Wissenschaftler der Universität Münster haben erstmals mit der sogenannten SNAP-tag-Technologie Zellen radioaktiv und im lebenden Organismus markiert. In einer Machbarkeitsstudie entwickelten sie ein SNAP-tag-Substrat mit dem radioaktiven Signalgeber Fluor-18 und machten damit Tumorzellen im Körper von Mäusen mit PET-Bildgebung sichtbar. Die in der Mikroskopie bereits etablierte Markierungsmethode eröffnet die Perspektive, Zellen mit unterschiedlichen Bildgebungsverfahren und in verschiedenen zeitlichen Stadien zu untersuchen – beispielsweise wenn eine Entzündung beginnt, anhält und wieder abklingt – und besser zu verstehen, wie Funktionen einzelner Zellen und ganzer Organe zusammenhängen.

Depke D et al.

PET-Bildgebung von Tumoren (gestrichelte Kreise) bei einer Maus (rechts im Querschnitt) mithilfe eines neuen radioaktiven Substrats.

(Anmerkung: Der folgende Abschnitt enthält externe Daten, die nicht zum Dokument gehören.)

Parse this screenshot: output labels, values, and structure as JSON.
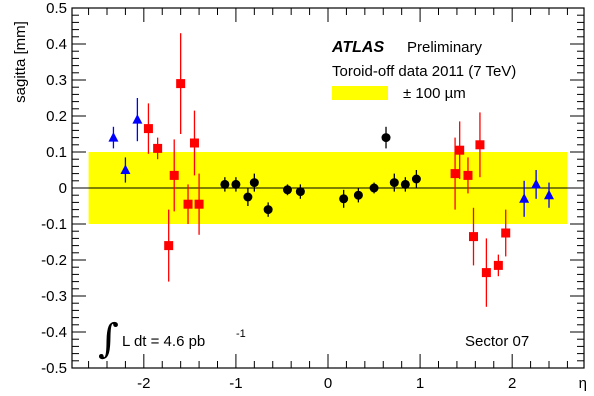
{
  "chart_data": {
    "type": "scatter",
    "xlabel": "η",
    "ylabel": "sagitta [mm]",
    "xlim": [
      -2.78,
      2.78
    ],
    "ylim": [
      -0.5,
      0.5
    ],
    "x_ticks": [
      -2,
      -1,
      0,
      1,
      2
    ],
    "x_tick_labels": [
      "-2",
      "-1",
      "0",
      "1",
      "2"
    ],
    "y_ticks": [
      -0.5,
      -0.4,
      -0.3,
      -0.2,
      -0.1,
      0,
      0.1,
      0.2,
      0.3,
      0.4,
      0.5
    ],
    "y_tick_labels": [
      "-0.5",
      "-0.4",
      "-0.3",
      "-0.2",
      "-0.1",
      "0",
      "0.1",
      "0.2",
      "0.3",
      "0.4",
      "0.5"
    ],
    "grid": false,
    "band": {
      "y_low": -0.1,
      "y_high": 0.1,
      "x_low": -2.6,
      "x_high": 2.6,
      "color": "#ffff00",
      "label": "± 100 µm"
    },
    "zero_line": 0,
    "annotations": {
      "atlas": "ATLAS",
      "preliminary": "Preliminary",
      "dataset": "Toroid-off data 2011 (7 TeV)",
      "lumi_prefix": "L dt = 4.6 pb",
      "lumi_exp": "-1",
      "sector": "Sector 07"
    },
    "legend_position": "top-right",
    "series": [
      {
        "marker": "triangle",
        "color": "#0000ff",
        "points": [
          {
            "x": -2.33,
            "y": 0.14,
            "err": 0.03
          },
          {
            "x": -2.2,
            "y": 0.05,
            "err": 0.035
          },
          {
            "x": -2.07,
            "y": 0.19,
            "err": 0.06
          },
          {
            "x": 2.13,
            "y": -0.03,
            "err": 0.05
          },
          {
            "x": 2.26,
            "y": 0.01,
            "err": 0.04
          },
          {
            "x": 2.4,
            "y": -0.02,
            "err": 0.035
          }
        ]
      },
      {
        "marker": "square",
        "color": "#ff0000",
        "points": [
          {
            "x": -1.95,
            "y": 0.165,
            "err": 0.07
          },
          {
            "x": -1.85,
            "y": 0.11,
            "err": 0.03
          },
          {
            "x": -1.73,
            "y": -0.16,
            "err": 0.1
          },
          {
            "x": -1.67,
            "y": 0.035,
            "err": 0.1
          },
          {
            "x": -1.6,
            "y": 0.29,
            "err": 0.14
          },
          {
            "x": -1.52,
            "y": -0.045,
            "err": 0.055
          },
          {
            "x": -1.45,
            "y": 0.125,
            "err": 0.09
          },
          {
            "x": -1.4,
            "y": -0.045,
            "err": 0.085
          },
          {
            "x": 1.38,
            "y": 0.04,
            "err": 0.1
          },
          {
            "x": 1.43,
            "y": 0.105,
            "err": 0.08
          },
          {
            "x": 1.52,
            "y": 0.035,
            "err": 0.05
          },
          {
            "x": 1.58,
            "y": -0.135,
            "err": 0.08
          },
          {
            "x": 1.65,
            "y": 0.12,
            "err": 0.09
          },
          {
            "x": 1.72,
            "y": -0.235,
            "err": 0.095
          },
          {
            "x": 1.85,
            "y": -0.215,
            "err": 0.03
          },
          {
            "x": 1.93,
            "y": -0.125,
            "err": 0.065
          }
        ]
      },
      {
        "marker": "circle",
        "color": "#000000",
        "points": [
          {
            "x": -1.12,
            "y": 0.01,
            "err": 0.02
          },
          {
            "x": -1.0,
            "y": 0.01,
            "err": 0.02
          },
          {
            "x": -0.87,
            "y": -0.025,
            "err": 0.025
          },
          {
            "x": -0.8,
            "y": 0.015,
            "err": 0.025
          },
          {
            "x": -0.65,
            "y": -0.06,
            "err": 0.02
          },
          {
            "x": -0.44,
            "y": -0.005,
            "err": 0.015
          },
          {
            "x": -0.3,
            "y": -0.01,
            "err": 0.02
          },
          {
            "x": 0.17,
            "y": -0.03,
            "err": 0.025
          },
          {
            "x": 0.33,
            "y": -0.02,
            "err": 0.02
          },
          {
            "x": 0.5,
            "y": 0.0,
            "err": 0.015
          },
          {
            "x": 0.63,
            "y": 0.14,
            "err": 0.03
          },
          {
            "x": 0.72,
            "y": 0.015,
            "err": 0.025
          },
          {
            "x": 0.84,
            "y": 0.01,
            "err": 0.02
          },
          {
            "x": 0.96,
            "y": 0.025,
            "err": 0.025
          }
        ]
      }
    ]
  }
}
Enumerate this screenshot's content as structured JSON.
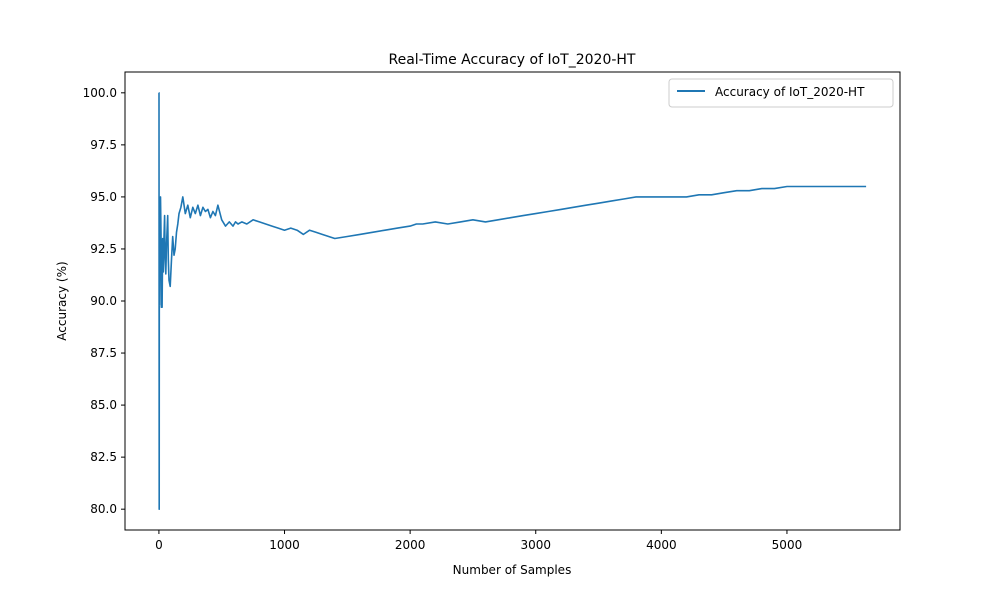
{
  "chart_data": {
    "type": "line",
    "title": "Real-Time Accuracy of IoT_2020-HT",
    "xlabel": "Number of Samples",
    "ylabel": "Accuracy (%)",
    "xlim": [
      -270,
      5900
    ],
    "ylim": [
      79,
      101
    ],
    "x_ticks": [
      0,
      1000,
      2000,
      3000,
      4000,
      5000
    ],
    "y_ticks": [
      80.0,
      82.5,
      85.0,
      87.5,
      90.0,
      92.5,
      95.0,
      97.5,
      100.0
    ],
    "x_tick_labels": [
      "0",
      "1000",
      "2000",
      "3000",
      "4000",
      "5000"
    ],
    "y_tick_labels": [
      "80.0",
      "82.5",
      "85.0",
      "87.5",
      "90.0",
      "92.5",
      "95.0",
      "97.5",
      "100.0"
    ],
    "grid": false,
    "legend": {
      "position": "top-right"
    },
    "series": [
      {
        "name": "Accuracy of IoT_2020-HT",
        "color": "#1f77b4",
        "x": [
          0,
          1,
          2,
          3,
          5,
          8,
          10,
          13,
          15,
          18,
          20,
          25,
          30,
          35,
          40,
          45,
          50,
          55,
          60,
          70,
          75,
          80,
          90,
          100,
          110,
          120,
          130,
          140,
          150,
          160,
          175,
          190,
          210,
          230,
          250,
          270,
          290,
          310,
          330,
          350,
          370,
          390,
          410,
          430,
          450,
          470,
          500,
          530,
          560,
          590,
          610,
          630,
          660,
          700,
          750,
          800,
          850,
          900,
          950,
          1000,
          1050,
          1100,
          1150,
          1200,
          1250,
          1300,
          1400,
          1500,
          1600,
          1700,
          1800,
          1900,
          2000,
          2050,
          2100,
          2200,
          2300,
          2400,
          2500,
          2600,
          2700,
          2800,
          2900,
          3000,
          3100,
          3200,
          3300,
          3400,
          3500,
          3600,
          3700,
          3800,
          3900,
          4000,
          4100,
          4200,
          4300,
          4400,
          4500,
          4600,
          4700,
          4800,
          4900,
          5000,
          5100,
          5200,
          5300,
          5400,
          5500,
          5600,
          5630
        ],
        "y": [
          100.0,
          100.0,
          80.0,
          90.0,
          89.8,
          92.3,
          93.5,
          95.0,
          94.0,
          92.5,
          89.7,
          89.7,
          93.0,
          91.4,
          92.9,
          94.1,
          92.0,
          91.3,
          92.7,
          94.1,
          92.0,
          91.0,
          90.7,
          92.0,
          93.1,
          92.2,
          92.5,
          93.3,
          93.7,
          94.2,
          94.5,
          95.0,
          94.2,
          94.6,
          94.0,
          94.5,
          94.2,
          94.6,
          94.1,
          94.5,
          94.3,
          94.4,
          94.0,
          94.3,
          94.1,
          94.6,
          93.9,
          93.6,
          93.8,
          93.6,
          93.8,
          93.7,
          93.8,
          93.7,
          93.9,
          93.8,
          93.7,
          93.6,
          93.5,
          93.4,
          93.5,
          93.4,
          93.2,
          93.4,
          93.3,
          93.2,
          93.0,
          93.1,
          93.2,
          93.3,
          93.4,
          93.5,
          93.6,
          93.7,
          93.7,
          93.8,
          93.7,
          93.8,
          93.9,
          93.8,
          93.9,
          94.0,
          94.1,
          94.2,
          94.3,
          94.4,
          94.5,
          94.6,
          94.7,
          94.8,
          94.9,
          95.0,
          95.0,
          95.0,
          95.0,
          95.0,
          95.1,
          95.1,
          95.2,
          95.3,
          95.3,
          95.4,
          95.4,
          95.5,
          95.5,
          95.5,
          95.5,
          95.5,
          95.5,
          95.5,
          95.5
        ]
      }
    ]
  }
}
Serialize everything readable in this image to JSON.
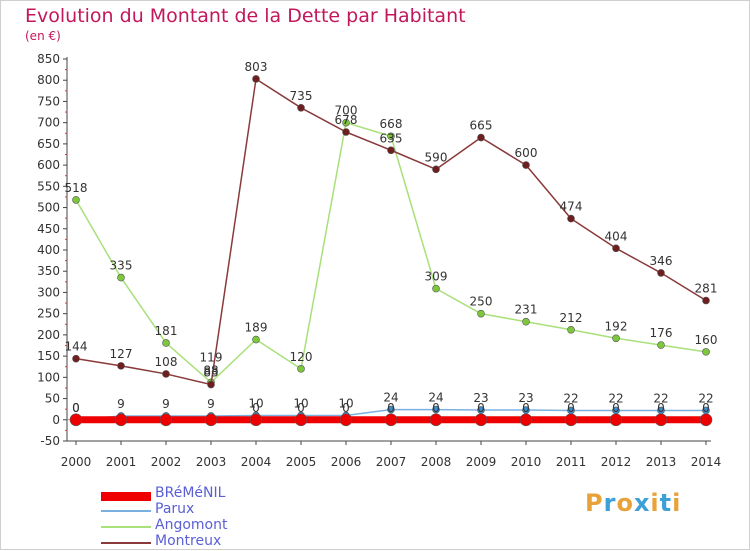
{
  "header": {
    "title": "Evolution du Montant de la Dette par Habitant",
    "subtitle": "(en €)"
  },
  "logo": {
    "text": "Proxiti",
    "colors": [
      "#e8a23a",
      "#3ea0d8",
      "#e8a23a",
      "#3ea0d8",
      "#e8a23a",
      "#3ea0d8",
      "#e8a23a"
    ]
  },
  "chart_data": {
    "type": "line",
    "title": "Evolution du Montant de la Dette par Habitant",
    "subtitle": "(en €)",
    "xlabel": "",
    "ylabel": "",
    "ylim": [
      -50,
      850
    ],
    "ytick_step": 50,
    "grid": false,
    "legend_position": "bottom-left",
    "x": [
      "2000",
      "2001",
      "2002",
      "2003",
      "2004",
      "2005",
      "2006",
      "2007",
      "2008",
      "2009",
      "2010",
      "2011",
      "2012",
      "2013",
      "2014"
    ],
    "series": [
      {
        "name": "BRéMéNIL",
        "color": "#ee0000",
        "line_width": 7,
        "marker": "#ee0000",
        "marker_size": 6,
        "values": [
          0,
          0,
          0,
          0,
          0,
          0,
          0,
          0,
          0,
          0,
          0,
          0,
          0,
          0,
          0
        ],
        "labels": []
      },
      {
        "name": "Parux",
        "color": "#7ab0e0",
        "line_width": 1.5,
        "marker": "#3a8fd0",
        "marker_size": 3.5,
        "values": [
          0,
          9,
          9,
          9,
          10,
          10,
          10,
          24,
          24,
          23,
          23,
          22,
          22,
          22,
          22
        ],
        "labels": [
          "0",
          "9",
          "9",
          "9",
          "10",
          "10",
          "10",
          "24",
          "24",
          "23",
          "23",
          "22",
          "22",
          "22",
          "22"
        ]
      },
      {
        "name": "Angomont",
        "color": "#a8e07a",
        "line_width": 1.5,
        "marker": "#7cc73c",
        "marker_size": 3.5,
        "values": [
          518,
          335,
          181,
          88,
          189,
          120,
          700,
          668,
          309,
          250,
          231,
          212,
          192,
          176,
          160
        ],
        "labels": [
          "518",
          "335",
          "181",
          "88",
          "189",
          "120",
          "700",
          "668",
          "309",
          "250",
          "231",
          "212",
          "192",
          "176",
          "160"
        ]
      },
      {
        "name": "Montreux",
        "color": "#8a3a3a",
        "line_width": 1.5,
        "marker": "#6e1e1e",
        "marker_size": 3.5,
        "values": [
          144,
          127,
          108,
          83,
          803,
          735,
          678,
          635,
          590,
          665,
          600,
          474,
          404,
          346,
          281
        ],
        "labels": [
          "144",
          "127",
          "108",
          "83",
          "803",
          "735",
          "678",
          "635",
          "590",
          "665",
          "600",
          "474",
          "404",
          "346",
          "281"
        ]
      }
    ],
    "extra_labels": [
      {
        "x_index": 3,
        "text": "119"
      },
      {
        "x_index": 0,
        "text": "0"
      },
      {
        "x_index": 4,
        "text": "0"
      },
      {
        "x_index": 5,
        "text": "0"
      },
      {
        "x_index": 6,
        "text": "0"
      },
      {
        "x_index": 7,
        "text": "0"
      },
      {
        "x_index": 8,
        "text": "0"
      },
      {
        "x_index": 9,
        "text": "0"
      },
      {
        "x_index": 10,
        "text": "0"
      },
      {
        "x_index": 11,
        "text": "0"
      },
      {
        "x_index": 12,
        "text": "0"
      },
      {
        "x_index": 13,
        "text": "0"
      },
      {
        "x_index": 14,
        "text": "0"
      }
    ]
  }
}
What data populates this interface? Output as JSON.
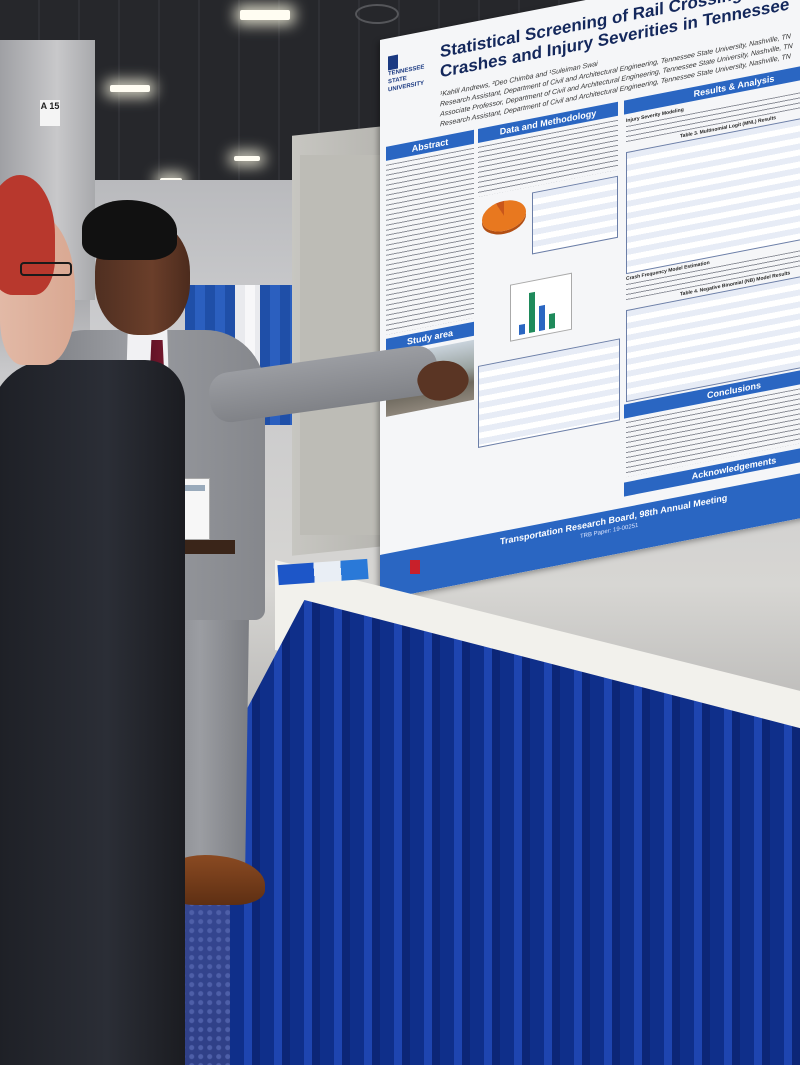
{
  "scene": {
    "pillar_sign": "A 15"
  },
  "poster": {
    "logo_text": "TENNESSEE STATE UNIVERSITY",
    "title": "Statistical Screening of Rail Crossing Related Crashes and Injury Severities in Tennessee",
    "authors": [
      "¹Kahlil Andrews, ²Deo Chimba and ¹Suleiman Swai",
      "Research Assistant, Department of Civil and Architectural Engineering, Tennessee State University, Nashville, TN",
      "Associate Professor, Department of Civil and Architectural Engineering, Tennessee State University, Nashville, TN",
      "Research Assistant, Department of Civil and Architectural Engineering, Tennessee State University, Nashville, TN"
    ],
    "sections": {
      "abstract": "Abstract",
      "data_methodology": "Data and Methodology",
      "study_area": "Study area",
      "results": "Results & Analysis",
      "conclusions": "Conclusions",
      "acknowledgements": "Acknowledgements"
    },
    "subheads": {
      "injury_model": "Injury Severity Modeling",
      "mnl_table": "Table 3. Multinomial Logit (MNL) Results",
      "crash_freq": "Crash Frequency Model Estimation",
      "nb_table": "Table 4. Negative Binomial (NB) Model Results"
    },
    "footer": "Transportation Research Board, 98th Annual Meeting",
    "footer_sub": "TRB Paper: 19-00251"
  },
  "colors": {
    "poster_blue": "#2a66c2",
    "skirt_blue": "#1e45b0",
    "title_navy": "#14285c"
  }
}
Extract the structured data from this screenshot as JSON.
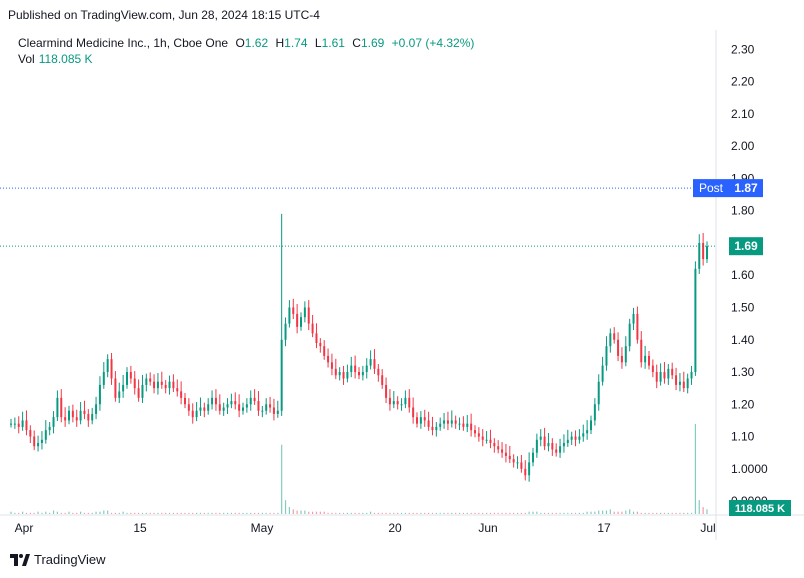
{
  "header": {
    "published": "Published on TradingView.com, Jun 28, 2024 18:15 UTC-4"
  },
  "legend": {
    "symbol": "Clearmind Medicine Inc., 1h, Cboe One",
    "o_label": "O",
    "o": "1.62",
    "h_label": "H",
    "h": "1.74",
    "l_label": "L",
    "l": "1.61",
    "c_label": "C",
    "c": "1.69",
    "change": "+0.07 (+4.32%)",
    "vol_label": "Vol",
    "vol": "118.085 K"
  },
  "footer": {
    "brand": "TradingView"
  },
  "colors": {
    "up": "#089981",
    "down": "#f23645",
    "post": "#2962ff",
    "accent": "#089981"
  },
  "chart_data": {
    "type": "candlestick",
    "y_ticks": [
      "2.30",
      "2.20",
      "2.10",
      "2.00",
      "1.90",
      "1.80",
      "1.70",
      "1.60",
      "1.50",
      "1.40",
      "1.30",
      "1.20",
      "1.10",
      "1.0000",
      "0.9000"
    ],
    "x_ticks": [
      "Apr",
      "15",
      "May",
      "20",
      "Jun",
      "17",
      "Jul"
    ],
    "ylim": [
      0.86,
      2.36
    ],
    "price_labels": [
      {
        "name": "Post",
        "value": "1.87",
        "color": "#2962ff"
      },
      {
        "name": "",
        "value": "1.69",
        "color": "#089981"
      }
    ],
    "volume_label": "118.085 K",
    "series_close": [
      1.14,
      1.14,
      1.13,
      1.15,
      1.12,
      1.1,
      1.07,
      1.08,
      1.09,
      1.12,
      1.13,
      1.16,
      1.22,
      1.16,
      1.15,
      1.18,
      1.16,
      1.15,
      1.18,
      1.17,
      1.15,
      1.17,
      1.2,
      1.26,
      1.3,
      1.34,
      1.28,
      1.22,
      1.24,
      1.26,
      1.3,
      1.28,
      1.25,
      1.22,
      1.26,
      1.28,
      1.27,
      1.25,
      1.27,
      1.26,
      1.25,
      1.27,
      1.25,
      1.24,
      1.22,
      1.2,
      1.18,
      1.16,
      1.18,
      1.19,
      1.18,
      1.2,
      1.22,
      1.2,
      1.18,
      1.19,
      1.2,
      1.21,
      1.2,
      1.18,
      1.19,
      1.2,
      1.22,
      1.21,
      1.18,
      1.18,
      1.2,
      1.19,
      1.17,
      1.18,
      1.4,
      1.45,
      1.5,
      1.48,
      1.44,
      1.47,
      1.5,
      1.45,
      1.42,
      1.39,
      1.38,
      1.35,
      1.33,
      1.31,
      1.29,
      1.3,
      1.28,
      1.3,
      1.32,
      1.3,
      1.29,
      1.3,
      1.32,
      1.34,
      1.31,
      1.29,
      1.26,
      1.22,
      1.2,
      1.21,
      1.2,
      1.2,
      1.22,
      1.19,
      1.16,
      1.14,
      1.16,
      1.15,
      1.13,
      1.12,
      1.13,
      1.14,
      1.15,
      1.14,
      1.15,
      1.14,
      1.14,
      1.13,
      1.14,
      1.12,
      1.11,
      1.1,
      1.09,
      1.09,
      1.08,
      1.07,
      1.06,
      1.05,
      1.04,
      1.03,
      1.02,
      1.02,
      1.0,
      0.98,
      1.02,
      1.05,
      1.09,
      1.1,
      1.07,
      1.08,
      1.06,
      1.05,
      1.07,
      1.08,
      1.09,
      1.1,
      1.09,
      1.1,
      1.11,
      1.12,
      1.15,
      1.2,
      1.27,
      1.32,
      1.38,
      1.42,
      1.4,
      1.35,
      1.33,
      1.38,
      1.45,
      1.48,
      1.4,
      1.33,
      1.35,
      1.32,
      1.3,
      1.27,
      1.3,
      1.28,
      1.31,
      1.29,
      1.26,
      1.27,
      1.25,
      1.28,
      1.3,
      1.62,
      1.7,
      1.65,
      1.69
    ],
    "series_volume": [
      2,
      1,
      1,
      2,
      1,
      1,
      1,
      2,
      1,
      2,
      1,
      3,
      2,
      1,
      1,
      2,
      1,
      1,
      2,
      1,
      1,
      1,
      2,
      2,
      3,
      3,
      1,
      1,
      1,
      2,
      1,
      1,
      1,
      1,
      1,
      1,
      1,
      1,
      1,
      1,
      1,
      1,
      1,
      1,
      1,
      1,
      1,
      1,
      1,
      1,
      1,
      1,
      1,
      1,
      1,
      1,
      1,
      1,
      1,
      1,
      1,
      1,
      1,
      1,
      1,
      1,
      1,
      1,
      1,
      1,
      60,
      12,
      6,
      4,
      3,
      3,
      3,
      2,
      2,
      2,
      2,
      2,
      1,
      1,
      1,
      1,
      1,
      1,
      1,
      1,
      1,
      1,
      1,
      2,
      1,
      1,
      1,
      1,
      1,
      1,
      1,
      1,
      1,
      1,
      1,
      1,
      1,
      1,
      1,
      1,
      1,
      1,
      1,
      1,
      1,
      1,
      1,
      1,
      1,
      1,
      1,
      1,
      1,
      1,
      1,
      1,
      1,
      1,
      1,
      1,
      1,
      1,
      1,
      1,
      2,
      2,
      2,
      1,
      1,
      1,
      1,
      1,
      1,
      1,
      1,
      1,
      1,
      1,
      1,
      2,
      2,
      2,
      3,
      3,
      3,
      4,
      2,
      2,
      2,
      3,
      4,
      2,
      2,
      1,
      1,
      1,
      1,
      1,
      1,
      1,
      1,
      1,
      1,
      1,
      1,
      1,
      1,
      78,
      12,
      6,
      4
    ]
  }
}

Tumorzellen, die ein SNAP-tag-Enzym bilden, nahmen die Radioaktivität auf (orange), Zellen ohne dieses Enzym nicht.

Mit bildgebenden Verfahren werden Vorgänge und Strukturen im Körper sichtbar, die dem Auge normalerweise verborgen bleiben. Wissenschaftler erforschen mit Hilfe der Bildgebung komplexe Funktionen von Zellen und Organen und suchen nach Möglichkeiten, Krankheiten besser erkennen und behandeln zu können. Im medizinischen Alltag unterstützen Bilder aus dem Körper Ärztinnen und Ärzte dabei, Diagnosen zu stellen und zu überprüfen, ob Therapien wirken. Um bestimmte Vorgänge im Körper überhaupt darstellen zu können, entwickeln Forscher neue Techniken, Zellen oder Moleküle zu markieren, so dass diese Signale aussenden, die sich außerhalb des Körpers messen und in aussagekräftige Bilder übersetzen lassen. Ein Forschungsteam der Westfälischen Wilhelms-Universität (WWU) Münster hat jetzt eine aktuelle Zellmarkierungsstrategie aus der Mikroskopie – die sogenannte SNAP-tag-Technologie – erstmals für die Ganzkörperbildgebung mit Positronen-Emissions-Tomographie (PET) umgesetzt.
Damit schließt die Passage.